Vatican toughens sex abuse rules

VATICAN CITY—The Vatican issued a revised set of in-house rules Thursday to respond to clerical sex abuse, targeting priests who molest the mentally disabled as well as children and priests who use child pornography, but making few substantive changes to existing practice.

The rules cover the canonical penalties and procedures used for the most grave crimes in the church, both sacramental and moral, and double the statute of limitations applied to them.

One new element included lists the attempted ordination of women as a “grave crime” subject to the same set of procedures and punishments meted out for sex abuse — despite arguments that grouping the two in the same document would imply equating them.

That drew immediate criticism from women’s ordination groups, who said making a moral equivalent between women priests and child rapists was offensive.

“The idea that women seeking to spread the message of God somehow defiles the Eucharist reveals an antiquated, backwards church that still views women as unclean and unholy,” said Erin Saiz Hanna, executive director of the Women’s Ordination Conference, a U.S.-based organization that works to ordain women as priests, deacons and bishops.

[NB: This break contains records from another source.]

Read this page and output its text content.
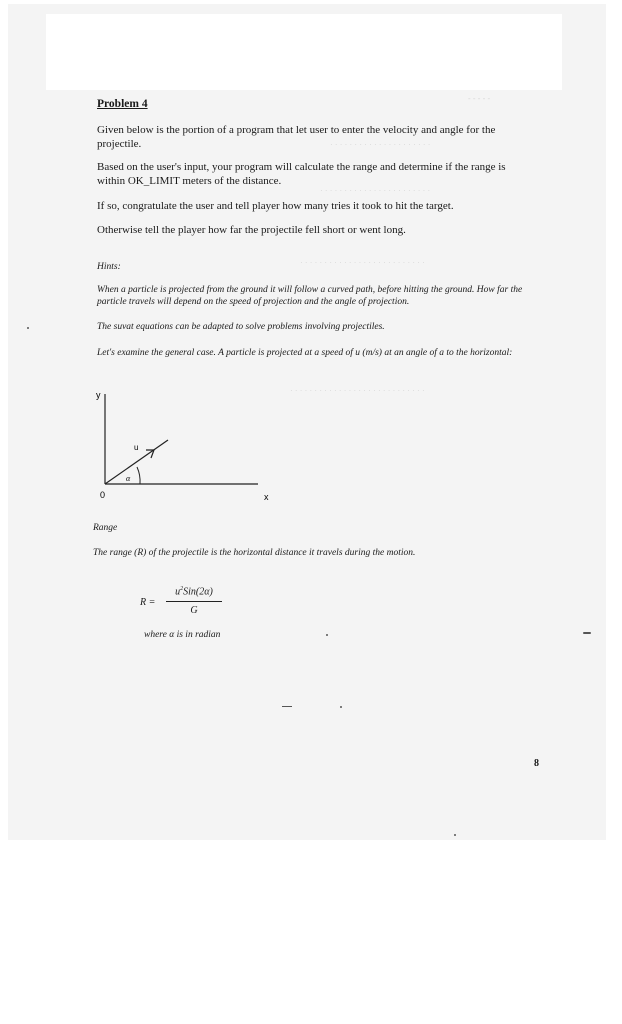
- - - - -
· · · · · · · · · · · · · · · · · · · · ·
· · · · · · · · · · · · · · · · · · · · · · ·
· · · · · · · · · · · · · · · · · · · · · · · · · ·
· · · · · · · · · · · · · · · · · · · · · · · · · · · ·
Problem 4

Given below is the portion of a program that let user to enter the velocity and angle for the projectile.

Based on the user's input, your program will calculate the range and determine if the range is within OK_LIMIT meters of the distance.

If so, congratulate the user and tell player how many tries it took to hit the target.

Otherwise tell the player how far the projectile fell short or went long.

Hints:

When a particle is projected from the ground it will follow a curved path, before hitting the ground. How far the particle travels will depend on the speed of projection and the angle of projection.

The suvat equations can be adapted to solve problems involving projectiles.

Let's examine the general case. A particle is projected at a speed of u (m/s) at an angle of a to the horizontal:

y
x
0
u
α

Range

The range (R) of the projectile is the horizontal distance it travels during the motion.

R =
$u^2Sin(2\alpha)$
G

where α is in radian

8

Pope John Paul II and Pope Benedict XVI have said the question of ordaining women priests — often raised as an antidote to the priest shortage and to bring about more gender equality in the church — is not up for discussion.

The Vatican in 2007 issued a decree saying the attempted ordination of women would result in automatic excommunication for the woman and the priest who tries to ordain her. That is repeated in the new document, adding that the priest can also be punished by being defrocked.

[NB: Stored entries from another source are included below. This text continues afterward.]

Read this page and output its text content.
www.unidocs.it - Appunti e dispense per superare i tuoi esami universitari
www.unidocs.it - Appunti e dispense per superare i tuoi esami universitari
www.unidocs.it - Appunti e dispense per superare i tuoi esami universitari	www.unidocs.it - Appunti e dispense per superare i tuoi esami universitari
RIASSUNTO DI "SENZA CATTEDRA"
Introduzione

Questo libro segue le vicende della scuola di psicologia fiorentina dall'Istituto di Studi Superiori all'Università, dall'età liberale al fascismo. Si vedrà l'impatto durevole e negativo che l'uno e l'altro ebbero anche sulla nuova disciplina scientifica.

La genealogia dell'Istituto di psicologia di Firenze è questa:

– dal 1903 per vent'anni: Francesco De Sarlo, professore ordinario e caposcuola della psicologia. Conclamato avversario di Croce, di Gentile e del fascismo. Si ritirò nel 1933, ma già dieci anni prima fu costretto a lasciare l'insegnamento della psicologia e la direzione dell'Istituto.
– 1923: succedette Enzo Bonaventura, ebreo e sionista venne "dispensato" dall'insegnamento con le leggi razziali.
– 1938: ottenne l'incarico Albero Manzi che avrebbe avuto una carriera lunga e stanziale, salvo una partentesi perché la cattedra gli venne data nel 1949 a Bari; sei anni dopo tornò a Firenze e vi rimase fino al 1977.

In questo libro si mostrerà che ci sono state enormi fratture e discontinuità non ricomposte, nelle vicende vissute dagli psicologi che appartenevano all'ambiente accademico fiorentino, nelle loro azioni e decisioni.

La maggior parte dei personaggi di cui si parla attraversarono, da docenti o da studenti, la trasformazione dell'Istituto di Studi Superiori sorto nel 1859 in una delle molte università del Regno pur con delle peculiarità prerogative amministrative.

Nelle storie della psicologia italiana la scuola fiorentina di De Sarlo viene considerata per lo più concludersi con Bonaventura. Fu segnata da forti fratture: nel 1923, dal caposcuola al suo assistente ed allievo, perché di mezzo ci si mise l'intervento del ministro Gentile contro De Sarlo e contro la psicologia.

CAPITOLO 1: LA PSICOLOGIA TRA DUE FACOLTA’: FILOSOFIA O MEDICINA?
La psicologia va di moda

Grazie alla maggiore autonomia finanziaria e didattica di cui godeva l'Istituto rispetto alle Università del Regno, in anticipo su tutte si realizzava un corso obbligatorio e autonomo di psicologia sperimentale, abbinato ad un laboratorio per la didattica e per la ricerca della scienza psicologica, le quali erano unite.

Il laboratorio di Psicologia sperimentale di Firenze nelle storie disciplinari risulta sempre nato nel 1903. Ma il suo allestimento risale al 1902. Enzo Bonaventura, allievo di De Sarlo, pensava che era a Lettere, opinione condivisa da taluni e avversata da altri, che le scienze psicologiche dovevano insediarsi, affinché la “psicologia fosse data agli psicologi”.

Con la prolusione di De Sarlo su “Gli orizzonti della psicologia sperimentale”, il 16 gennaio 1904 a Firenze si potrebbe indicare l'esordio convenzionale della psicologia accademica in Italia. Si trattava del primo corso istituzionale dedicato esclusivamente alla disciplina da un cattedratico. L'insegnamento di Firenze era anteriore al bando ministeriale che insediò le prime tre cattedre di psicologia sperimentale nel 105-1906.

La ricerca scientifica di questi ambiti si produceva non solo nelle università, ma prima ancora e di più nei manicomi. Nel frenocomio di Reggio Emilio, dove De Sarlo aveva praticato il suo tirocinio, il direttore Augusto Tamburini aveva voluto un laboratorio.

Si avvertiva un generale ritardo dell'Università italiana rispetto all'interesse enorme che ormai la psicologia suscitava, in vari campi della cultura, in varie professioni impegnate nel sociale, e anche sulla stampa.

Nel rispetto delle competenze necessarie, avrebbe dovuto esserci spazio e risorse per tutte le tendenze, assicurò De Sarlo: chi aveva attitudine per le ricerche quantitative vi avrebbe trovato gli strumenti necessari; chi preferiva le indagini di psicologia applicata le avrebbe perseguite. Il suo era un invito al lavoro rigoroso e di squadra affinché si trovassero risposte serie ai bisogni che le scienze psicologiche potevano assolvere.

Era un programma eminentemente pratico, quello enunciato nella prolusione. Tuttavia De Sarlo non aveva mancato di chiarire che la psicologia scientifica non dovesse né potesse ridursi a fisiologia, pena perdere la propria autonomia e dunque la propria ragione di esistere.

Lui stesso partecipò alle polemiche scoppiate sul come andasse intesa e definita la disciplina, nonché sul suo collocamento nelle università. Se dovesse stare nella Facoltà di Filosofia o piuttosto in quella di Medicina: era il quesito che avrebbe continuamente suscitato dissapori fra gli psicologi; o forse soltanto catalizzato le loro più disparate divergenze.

At a briefing Thursday, the Vatican’s sex crimes prosecutor, Monsignor Charles Scicluna, defended the inclusion of both sex abuse and ordination of women in the same document as a way of codifying two of the most serious canonical crimes against sacraments and morals that the congregation deals with.

“They are grave, but on different levels,” he said, and noted that the document also lists crimes against the sacraments including apostasy, heresy and schism for the first time.

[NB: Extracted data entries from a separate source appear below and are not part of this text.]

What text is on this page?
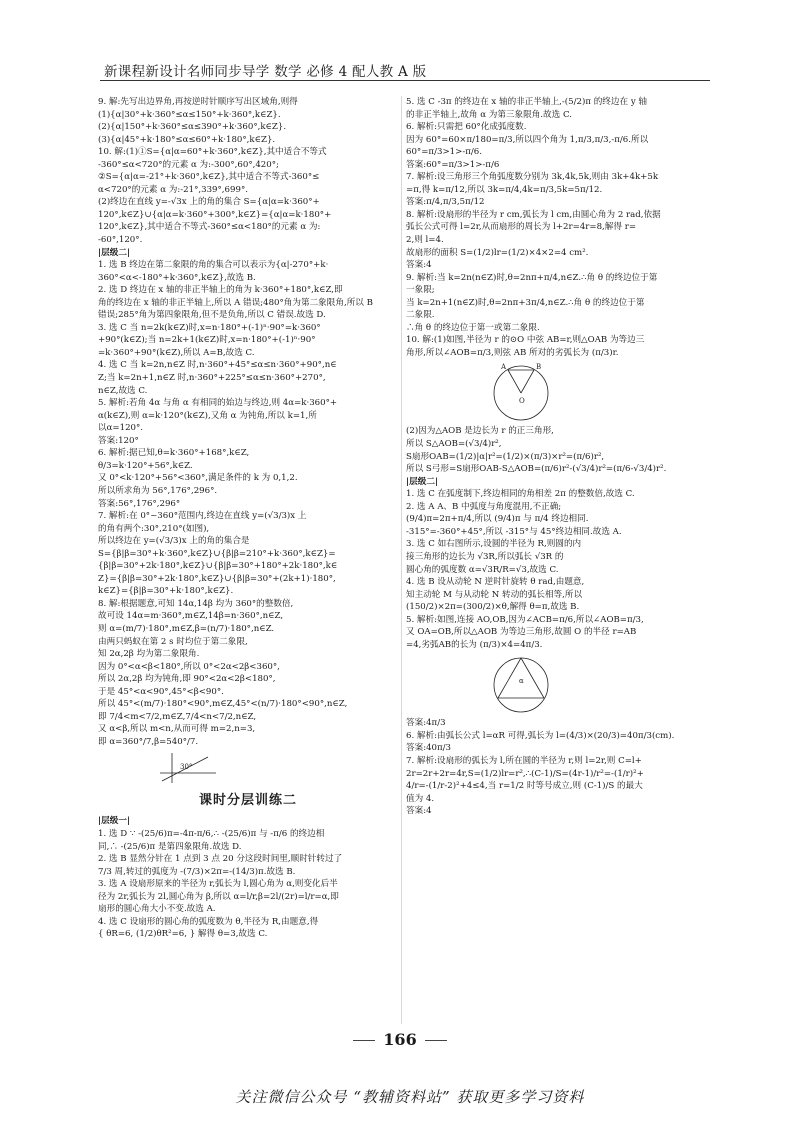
新课程新设计名师同步导学 数学 必修 4 配人教 A 版
9. 解:先写出边界角,再按逆时针顺序写出区域角,则得
(1){α|30°+k·360°≤α≤150°+k·360°,k∈Z}.
(2){α|150°+k·360°≤α≤390°+k·360°,k∈Z}.
(3){α|45°+k·180°≤α≤60°+k·180°,k∈Z}.
10. 解:(1)①S={α|α=60°+k·360°,k∈Z},其中适合不等式
-360°≤α<720°的元素 α 为:-300°,60°,420°;
②S={α|α=-21°+k·360°,k∈Z},其中适合不等式-360°≤
α<720°的元素 α 为:-21°,339°,699°.
(2)终边在直线 y=-√3x 上的角的集合 S={α|α=k·360°+
120°,k∈Z}∪{α|α=k·360°+300°,k∈Z}={α|α=k·180°+
120°,k∈Z},其中适合不等式-360°≤α<180°的元素 α 为:
-60°,120°.
|层级二|
1. 选 B 终边在第二象限的角的集合可以表示为{α|-270°+k·
360°<α<-180°+k·360°,k∈Z},故选 B.
2. 选 D 终边在 x 轴的非正半轴上的角为 k·360°+180°,k∈Z,即
角的终边在 x 轴的非正半轴上,所以 A 错误;480°角为第二象限角,所以 B
错误;285°角为第四象限角,但不是负角,所以 C 错误.故选 D.
3. 选 C 当 n=2k(k∈Z)时,x=n·180°+(-1)ⁿ·90°=k·360°
+90°(k∈Z);当 n=2k+1(k∈Z)时,x=n·180°+(-1)ⁿ·90°
=k·360°+90°(k∈Z),所以 A=B,故选 C.
4. 选 C 当 k=2n,n∈Z 时,n·360°+45°≤α≤n·360°+90°,n∈
Z;当 k=2n+1,n∈Z 时,n·360°+225°≤α≤n·360°+270°,
n∈Z,故选 C.
5. 解析:若角 4α 与角 α 有相同的始边与终边,则 4α=k·360°+
α(k∈Z),则 α=k·120°(k∈Z),又角 α 为钝角,所以 k=1,所
以α=120°.
答案:120°
6. 解析:据已知,θ=k·360°+168°,k∈Z,
θ/3=k·120°+56°,k∈Z.
又 0°<k·120°+56°<360°,满足条件的 k 为 0,1,2.
所以所求角为 56°,176°,296°.
答案:56°,176°,296°
7. 解析:在 0°~360°范围内,终边在直线 y=(√3/3)x 上
的角有两个:30°,210°(如图),
所以终边在 y=(√3/3)x 上的角的集合是
S={β|β=30°+k·360°,k∈Z}∪{β|β=210°+k·360°,k∈Z}=
{β|β=30°+2k·180°,k∈Z}∪{β|β=30°+180°+2k·180°,k∈
Z}={β|β=30°+2k·180°,k∈Z}∪{β|β=30°+(2k+1)·180°,
k∈Z}={β|β=30°+k·180°,k∈Z}.
8. 解:根据题意,可知 14α,14β 均为 360°的整数倍,
故可设 14α=m·360°,m∈Z,14β=n·360°,n∈Z,
则 α=(m/7)·180°,m∈Z,β=(n/7)·180°,n∈Z.
由两只蚂蚁在第 2 s 时均位于第二象限,
知 2α,2β 均为第二象限角.
因为 0°<α<β<180°,所以 0°<2α<2β<360°,
所以 2α,2β 均为钝角,即 90°<2α<2β<180°,
于是 45°<α<90°,45°<β<90°.
所以 45°<(m/7)·180°<90°,m∈Z,45°<(n/7)·180°<90°,n∈Z,
即 7/4<m<7/2,m∈Z,7/4<n<7/2,n∈Z,
又 α<β,所以 m<n,从而可得 m=2,n=3,
即 α=360°/7,β=540°/7.
30°
课时分层训练二
|层级一|
1. 选 D ∵ -(25/6)π=-4π-π/6,∴ -(25/6)π 与 -π/6 的终边相
同,∴ -(25/6)π 是第四象限角.故选 D.
2. 选 B 显然分针在 1 点到 3 点 20 分这段时间里,顺时针转过了
7/3 周,转过的弧度为 -(7/3)×2π=-(14/3)π.故选 B.
3. 选 A 设扇形原来的半径为 r,弧长为 l,圆心角为 α,则变化后半
径为 2r,弧长为 2l,圆心角为 β,所以 α=l/r,β=2l/(2r)=l/r=α,即
扇形的圆心角大小不变.故选 A.
4. 选 C 设扇形的圆心角的弧度数为 θ,半径为 R,由题意,得
{ θR=6, (1/2)θR²=6, } 解得 θ=3,故选 C.
5. 选 C -3π 的终边在 x 轴的非正半轴上,-(5/2)π 的终边在 y 轴
的非正半轴上,故角 α 为第三象限角.故选 C.
6. 解析:只需把 60°化成弧度数.
因为 60°=60×π/180=π/3,所以四个角为 1,π/3,π/3,-π/6.所以
60°=π/3>1>-π/6.
答案:60°=π/3>1>-π/6
7. 解析:设三角形三个角弧度数分别为 3k,4k,5k,则由 3k+4k+5k
=π,得 k=π/12,所以 3k=π/4,4k=π/3,5k=5π/12.
答案:π/4,π/3,5π/12
8. 解析:设扇形的半径为 r cm,弧长为 l cm,由圆心角为 2 rad,依据
弧长公式可得 l=2r,从而扇形的周长为 l+2r=4r=8,解得 r=
2,则 l=4.
故扇形的面积 S=(1/2)lr=(1/2)×4×2=4 cm².
答案:4
9. 解析:当 k=2n(n∈Z)时,θ=2nπ+π/4,n∈Z.∴角 θ 的终边位于第
一象限;
当 k=2n+1(n∈Z)时,θ=2nπ+3π/4,n∈Z.∴角 θ 的终边位于第
二象限.
∴角 θ 的终边位于第一或第二象限.
10. 解:(1)如图,半径为 r 的⊙O 中弦 AB=r,则△OAB 为等边三
角形,所以∠AOB=π/3,则弦 AB 所对的劣弧长为 (π/3)r.
A	B
O
(2)因为△AOB 是边长为 r 的正三角形,
所以 S△AOB=(√3/4)r²,
S扇形OAB=(1/2)|α|r²=(1/2)×(π/3)×r²=(π/6)r²,
所以 S弓形=S扇形OAB-S△AOB=(π/6)r²-(√3/4)r²=(π/6-√3/4)r².
|层级二|
1. 选 C 在弧度制下,终边相同的角相差 2π 的整数倍,故选 C.
2. 选 A A、B 中弧度与角度混用,不正确;
(9/4)π=2π+π/4,所以 (9/4)π 与 π/4 终边相同.
-315°=-360°+45°,所以 -315°与 45°终边相同.故选 A.
3. 选 C 如右图所示,设圆的半径为 R,则圆的内
接三角形的边长为 √3R,所以弧长 √3R 的
圆心角的弧度数 α=√3R/R=√3,故选 C.
4. 选 B 设从动轮 N 逆时针旋转 θ rad,由题意,
知主动轮 M 与从动轮 N 转动的弧长相等,所以
(150/2)×2π=(300/2)×θ,解得 θ=π,故选 B.
5. 解析:如图,连接 AO,OB,因为∠ACB=π/6,所以∠AOB=π/3,
又 OA=OB,所以△AOB 为等边三角形,故圆 O 的半径 r=AB
=4,劣弧AB的长为 (π/3)×4=4π/3.
α
答案:4π/3
6. 解析:由弧长公式 l=αR 可得,弧长为 l=(4/3)×(20/3)=40π/3(cm).
答案:40π/3
7. 解析:设扇形的弧长为 l,所在圆的半径为 r,则 l=2r,则 C=l+
2r=2r+2r=4r,S=(1/2)lr=r²,∴(C-1)/S=(4r-1)/r²=-(1/r)²+
4/r=-(1/r-2)²+4≤4,当 r=1/2 时等号成立,则 (C-1)/S 的最大
值为 4.
答案:4
166
关注微信公众号 “教辅资料站” 获取更多学习资料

The new rules also make no mention of the need for bishops to report clerical sex abuse to police, provide no canonical sanctions for bishops who cover up for abusers and do not include any “one-strike and you’re out” policy for pedophile priests as demanded by some victims.

As a result, they failed to satisfy victims’ advocates, who said the revised rules amounted to little more than “administrative housekeeping” of existing practice when what was needed were bold new rules threatening bishops who fail to report molester priests.

Scicluna acknowledged it was “only a document,” and didn’t solve the problem of clerical abuse. He defended the lack of any mention of the need to report abuse to police, saying all Christians were required to obey civil laws that would already demand sex crimes be reported.

“If civil law requires you report, you must obey civil law,” Scicluna said. But “it’s not for canonical legislation to get itself involved with civil law.”

Victims’ groups have accused the church’s internal justice system of failing to deal with abuse allegations and allowing bishops to ignore complaints in order to protect the church.

“The first thing the church should be doing is reporting crimes to civil authorities,” said Andrew Madden, a former Dublin altar boy who took the first public lawsuit against the church in Ireland in 1995.

“That’s far, far more important than deciding whether a criminal priest should be defrocked or not,” he told the AP in Dublin. “The church’s internal rules are no more important than the rules of your local golf club.”

Barbara Dorris, of Survivors’ Network for Those Abused by Priests, said the new guidelines “can be summed up in three words: missing the boat.”

“They deal with one small procedure at the very tail end of the problem: defrocking pedophile priests,” she said. “Hundreds of thousands of kids, however, have been sexually violated (by) many other more damaging and reckless moves by bishops and other church staff.”